Each of the EEG files contains a structure with three fields (variable name: EEG):
- EEG.data: M×N matrix containing the raw EEG data. The rows are the M channels corresponding to the channel locations and the columns are the N sample points
- EEG.srate: The sampling rate of the system given in samples/second (Hz)
- EEG.chanlocs: M dimensional structure where each dimension corresponds to the location information for each of the M channels
- EEG.age: Age of the subjects in years
- EEG.gender: Gender of subject (M: male; F: female)
- EEG.race: Self-reported race based on the definitions provided by the U.S. Census Bureu
- EEG.ethnicity: Self-reported ehtnicity based on the definitions provided by the U.S. Census Bureu
In the case of the BPG files, there is an extra field containing electrooculography data.
- EEG.eogdata: 4×N matrix containing the raw EOG data, where the rows correspond to the electrodes in the following locations: (1) left temple, (2) right temple, (3) above the right eye, and (4) below the right eye
The complete specifications for each of the five headsets are provided in the included TableOfSpecifications.pdf and shown in Table 1 of Cruz-Garza et al, 2017. Finally, the main folder includes a spreadsheet containing the demographic and the responses to the questionnaire (the questionnaire is included as a .pdf).

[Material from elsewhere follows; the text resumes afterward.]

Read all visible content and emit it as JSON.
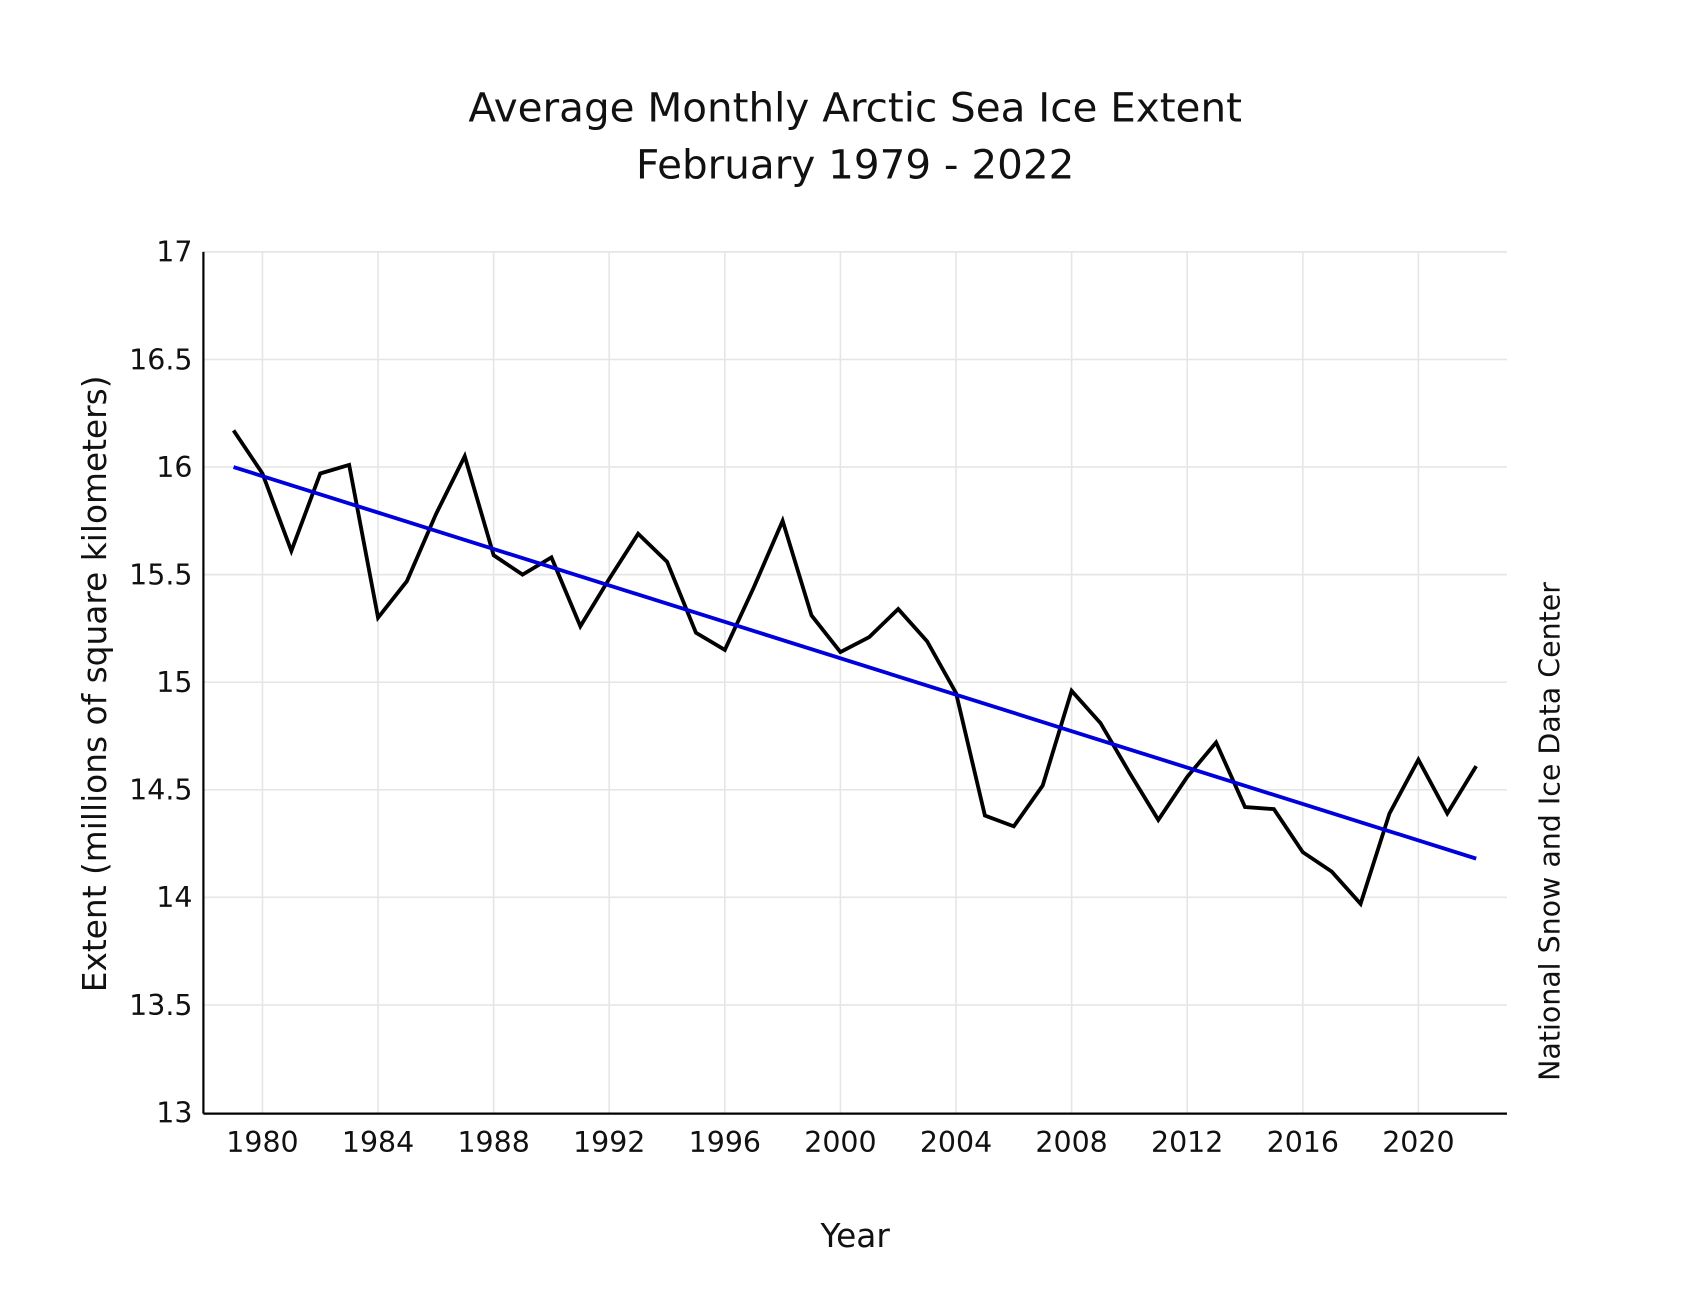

This work was partially supported by a cross-cutting seed grant from the Cullen College of Engineering at the University of Houston and the National Science Foundation Award NCS-FO 1533691.
The authors would like to thank all the members from the Laboratory for Non-Invasive Brain Machine Interfaces at the University of Houston for their assistance in the acquisition of data at the Menil Collection. The authors would also like to thank Sohan Gadkari and Dakota Grusak for their assistance in the data analysis, and Curator Michelle White for facilitating the study at the Menil Collection museum.
Conflict of Interest
The authors declare that the research was conducted in the absence of any commercial or financial relationships that could be construed as a potential conflict of interest. The EEG systems were loaned at no cost to the University of Houston for the duration of the experiment. The respective companies were contacted to ensure the correct operation of the headsets. Brain Vision LLC (Morrisville, NC) recently joined as an in-kind member of the IUCRC BRAIN University of Houston Site (PI Contreras-Vidal).
The mention of commercial products, their sources, or their use in connection with material reported herein is not to be construed as an actual or implied endorsement of such products by the Department of Health and Human Services.